Updated: May 26, 2020
When the guys at juvie asked why I haven’t been there for the past month, I told them I have been travelling the world. It’s probably not likely, at least statistically, that many of these guys will get a chance to see other countries and travel to faraway places, but I firmly believe that for each one of them it is a definite possibility. I tried to tell them this, that if they want to travel someday, they will be able to. I want to let them know that pretty much any dream they dream now can absolutely come true. One guy replied by asking me if I got any “boom-boom” in my weeks away, and I figured it was a good time to get into some meditation.
We had three new guys this week so I started off with the being still meditation. “Do whatever you want” I told them, “just don’t move at all.” They managed the challenge for about five seconds until one got uncomfortable and started looking around and another burst out laughing. As we went to start again, the guy who couldn’t control his laughing asked if he could put his head on his desk, which I thought was a good idea, and we made it through the minute. There was a little twitch at around 40 seconds, but I wasn’t going to get that tough.

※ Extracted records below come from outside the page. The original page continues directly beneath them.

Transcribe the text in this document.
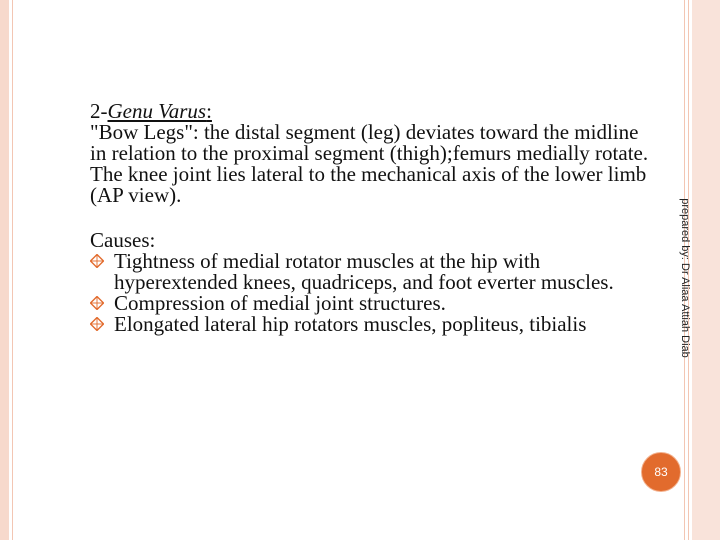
2-Genu Varus:

"Bow Legs": the distal segment (leg) deviates toward the midline in relation to the proximal segment (thigh);femurs medially rotate. The knee joint lies lateral to the mechanical axis of the lower limb (AP view).

Causes:
Tightness of medial rotator muscles at the hip with hyperextended knees, quadriceps, and foot everter muscles.
Compression of medial joint structures.
Elongated lateral hip rotators muscles, popliteus, tibialis	prepared by: Dr Aliaa Attiah Diab
83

A minute is a very short amount of time, but it is long enough for someone new to meditation to come up against their mind. It is amazing for them to realize that sitting still for a minute is actually a feat, and to experience their whizzing minds bang like flying birds into the glass wall of stillness. So this worked as a way into talking about meditation. We talked about working out and the looping thoughts that keep us awake, and the things we’ve done when we weren’t really in control of ourselves.
We moved into about five minutes of meditation. I introduced the practice of feeling the breath coming in and out in the body. And the practice of forgetting about the breath completely, and then bringing oneself back to it. It seems to me that half of meditation is feeling the breath, and the other half is getting distracted by everything else, letting the distractions come and go, and coming back to the breath. I asked the laughing guy, who had been to the group once before, a few months prior, if he had meditated at all since the last time I saw him. “No,” he told me, “but I have breathed plenty.” While I hope that the guys get into practicing more outside of class, I am encouraged that at least the idea of the link between meditation and breath had stuck for him.
We moved from meditation into a few yoga positions. As we balanced in tree pose, the words of Path of Freedom facilitator and yoga teacher John Gillard came to my mind: “falling off balance and coming out of the pose is just as much a part of it as staying balanced.” So it is for yoga, for meditation, and for life. I hope for the guys in there, for myself, and for all of us, that we can begin to see our fallings off as just as much a part of it as our moments of balance. And with that understanding, keep coming back to center, rooting into the earth, and spreading our branches high.